Was it conceivable, he argued, that a woman would do that kind of work overnight, especially as she was going to the theatre, and therefore would wish to dress in her smarter clothes? It certainly was a very nice point levelled against the prosecution, who promptly retorted: Just as conceivable as that a woman in those circumstances of life should, having done her work, undress beside an open window at nine o'clock in the morning with the snow beating into the room. "Now it seems that Mr.Greenhill senior could produce any amount of witnesses who could help to prove a conclusive _alibi_ on behalf of his son, if only some time subsequent to that fatal 2 a.m.the murdered woman had been seen alive by some chance passer-by. "However, he was an able man and an earnest one, and I fancy the magistrate felt some sympathy for his strenuous endeavours on his son's behalf.
He granted a week's adjournment, which seemed to satisfy Mr.
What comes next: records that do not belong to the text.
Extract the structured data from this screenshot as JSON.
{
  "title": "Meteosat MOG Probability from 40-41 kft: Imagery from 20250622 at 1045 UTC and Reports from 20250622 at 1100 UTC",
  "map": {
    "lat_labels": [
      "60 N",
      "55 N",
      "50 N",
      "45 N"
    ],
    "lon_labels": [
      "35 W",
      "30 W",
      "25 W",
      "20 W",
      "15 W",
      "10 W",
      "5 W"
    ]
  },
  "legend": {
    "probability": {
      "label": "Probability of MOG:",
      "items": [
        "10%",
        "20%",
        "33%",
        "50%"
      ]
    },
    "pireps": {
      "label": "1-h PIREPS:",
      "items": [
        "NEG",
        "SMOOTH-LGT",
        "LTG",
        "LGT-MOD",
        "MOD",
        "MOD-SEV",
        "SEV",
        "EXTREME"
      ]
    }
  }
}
Greenhill completely. "In the meanwhile the papers had talked of and almost exhausted the subject of the mystery in Percy Street.
There had been, as you no doubt know from personal experience, innumerable arguments on the puzzling alternatives:-- "Accident? "Suicide? "Murder? "A week went by, and then the case against young Greenhill was resumed. Of course the court was crowded.
It needed no great penetration to remark at once that the prisoner looked more hopeful, and his father quite elated. "Again a great deal of minor evidence was taken, and then came the turn of the defence.